Commission Press Release (IP/01/311), 5 March 2001

QUALITY - Fischler and Byrne launch broad debate on food quality, safety and production

Today at a high level round table with leading food producers, retailers, consumer experts and scientists, Commissioners David Byrne for Health and Consumer Protection and Franz Fischler for Agriculture, Rural Development and Fisheries launched a debate for a strategic re-thinking of food production and food policy in terms of quality, safety and cost. The Commissioners emphasised the need for shifts in attitudes of both consumers and producers if initiatives to improve the overall quality of the food on offer are to succeed. The challenge is to find ways to match consumer demands and expectations for good quality food with a corresponding food supply. Based on ideas emerging from today's round table the Commissioners suggested concrete follow up-actions, such as similar round tables in the Member States and collect suggestions for common policies or a conference with the European Parliament to consider the role of public policy vis a vis food quality and production methods.

"Consumers nowadays expect their food to be safe, wholesome, and tasty. As policy makers, we are seeking ways to push quality up the agenda in dialogue with consumers and stakeholders. We are focusing on how to develop the trend towards quality and diversity. I want to see a quality driven single market in foodstuffs," David Byrne said explaining the initiative.

"Modern production methods must put consumers first and there has been a fundamental change in the job agriculture is expected to do. Responsible agriculture must be viable yet sustainable economically, environmentally and socially. We must work more and more with nature and not against it. It is my intention to listen to society in shaping the future common agricultural policy," Franz Fischler stated.

The Round Table discussed the issues surrounding local, regional and global food production systems and their impact on relations between producers and consumers. The objective of the discussion was to identify issues requiring further investigation and debate, rather than to reach any firm conclusions at this stage. Among the issues they analysed were the driving forces behind consumer and producer behaviour in terms of price versus quality, and the increasing emphasis on ethical values such as the environment, animal health and welfare, and social responsibility.

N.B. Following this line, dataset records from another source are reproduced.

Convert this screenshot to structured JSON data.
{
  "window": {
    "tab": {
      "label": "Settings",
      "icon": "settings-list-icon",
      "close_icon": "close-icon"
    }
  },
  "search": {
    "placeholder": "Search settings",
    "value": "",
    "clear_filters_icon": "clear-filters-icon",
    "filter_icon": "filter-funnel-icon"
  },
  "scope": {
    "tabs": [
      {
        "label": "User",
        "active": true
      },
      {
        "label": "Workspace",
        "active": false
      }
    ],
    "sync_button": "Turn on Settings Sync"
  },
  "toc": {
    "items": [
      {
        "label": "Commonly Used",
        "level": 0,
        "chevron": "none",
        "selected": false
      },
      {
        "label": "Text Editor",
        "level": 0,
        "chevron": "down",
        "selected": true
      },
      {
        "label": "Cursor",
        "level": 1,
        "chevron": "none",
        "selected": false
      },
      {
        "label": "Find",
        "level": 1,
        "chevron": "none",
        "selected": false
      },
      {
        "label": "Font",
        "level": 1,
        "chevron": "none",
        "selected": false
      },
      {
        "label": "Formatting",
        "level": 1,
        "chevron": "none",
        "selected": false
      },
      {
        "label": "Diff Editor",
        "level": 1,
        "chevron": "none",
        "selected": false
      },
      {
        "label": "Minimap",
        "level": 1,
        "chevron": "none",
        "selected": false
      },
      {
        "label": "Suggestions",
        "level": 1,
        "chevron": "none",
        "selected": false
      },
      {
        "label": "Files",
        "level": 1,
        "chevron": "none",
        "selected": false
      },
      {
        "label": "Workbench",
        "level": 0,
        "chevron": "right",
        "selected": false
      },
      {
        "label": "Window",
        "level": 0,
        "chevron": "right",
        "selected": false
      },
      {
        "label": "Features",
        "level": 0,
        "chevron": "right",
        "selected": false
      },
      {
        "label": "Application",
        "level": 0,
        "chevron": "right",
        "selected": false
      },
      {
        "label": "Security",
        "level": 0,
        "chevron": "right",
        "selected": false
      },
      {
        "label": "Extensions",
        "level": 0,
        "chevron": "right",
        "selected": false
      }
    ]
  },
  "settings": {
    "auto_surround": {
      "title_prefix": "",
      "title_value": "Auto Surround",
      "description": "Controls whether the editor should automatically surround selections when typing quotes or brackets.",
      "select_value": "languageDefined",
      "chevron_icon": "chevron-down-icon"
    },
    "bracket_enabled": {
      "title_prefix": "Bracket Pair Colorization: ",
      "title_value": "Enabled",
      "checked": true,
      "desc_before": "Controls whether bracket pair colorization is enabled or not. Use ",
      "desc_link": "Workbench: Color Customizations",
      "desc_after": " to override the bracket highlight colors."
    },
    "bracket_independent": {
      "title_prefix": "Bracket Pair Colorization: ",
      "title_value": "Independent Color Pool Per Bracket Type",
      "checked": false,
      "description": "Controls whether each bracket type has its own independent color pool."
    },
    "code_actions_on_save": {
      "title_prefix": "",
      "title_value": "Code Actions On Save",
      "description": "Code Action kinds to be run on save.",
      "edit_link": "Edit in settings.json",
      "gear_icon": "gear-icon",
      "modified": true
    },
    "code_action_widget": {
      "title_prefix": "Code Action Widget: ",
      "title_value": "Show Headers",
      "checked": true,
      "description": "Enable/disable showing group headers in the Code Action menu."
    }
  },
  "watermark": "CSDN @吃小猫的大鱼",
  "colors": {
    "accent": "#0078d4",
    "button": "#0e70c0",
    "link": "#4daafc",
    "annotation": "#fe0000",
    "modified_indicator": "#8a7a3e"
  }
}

The debate comes as food quality is increasingly a subject of concern. Consumer expectations increasingly appear mismatched with what the market is providing. Industry, consumer and agricultural sector representatives welcomed the initiative as timely and of strategic importance.

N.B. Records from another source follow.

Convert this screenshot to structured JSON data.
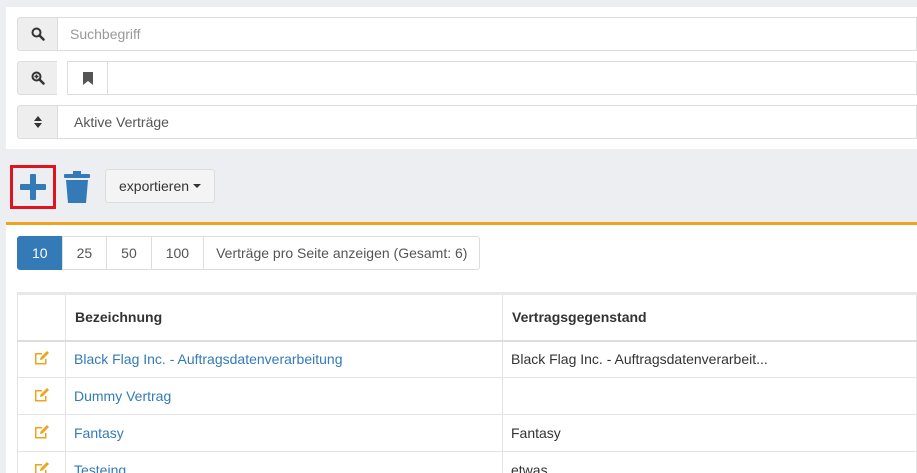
{
  "filters": {
    "search_placeholder": "Suchbegriff",
    "bookmark_value": "",
    "status_value": "Aktive Verträge"
  },
  "toolbar": {
    "add_icon": "plus-icon",
    "delete_icon": "trash-icon",
    "export_label": "exportieren"
  },
  "pager": {
    "sizes": [
      "10",
      "25",
      "50",
      "100"
    ],
    "active": "10",
    "info": "Verträge pro Seite anzeigen (Gesamt: 6)"
  },
  "table": {
    "columns": [
      "",
      "Bezeichnung",
      "Vertragsgegenstand"
    ],
    "rows": [
      {
        "icon": "edit-icon",
        "bezeichnung": "Black Flag Inc. - Auftragsdatenverarbeitung",
        "gegenstand": "Black Flag Inc. - Auftragsdatenverarbeit..."
      },
      {
        "icon": "edit-icon",
        "bezeichnung": "Dummy Vertrag",
        "gegenstand": ""
      },
      {
        "icon": "edit-icon",
        "bezeichnung": "Fantasy",
        "gegenstand": "Fantasy"
      },
      {
        "icon": "edit-icon",
        "bezeichnung": "Testeing",
        "gegenstand": "etwas"
      }
    ]
  },
  "colors": {
    "accent": "#337ab7",
    "highlight_border": "#e0141e",
    "edit_icon": "#f0a31c",
    "content_top_border": "#f0a31c"
  }
}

In the context of food safety, the Round Table emphasised the importance of the early establishment of an independent European Food Authority.

Based on ideas emerging from today's round table the Commissioners proposed follow up-actions.

Food quality will be the key theme of European Consumer Day on 15th March next and both Commissioners expect that consumer organisations throughout Europe will use this opportunity to promote the quality agenda.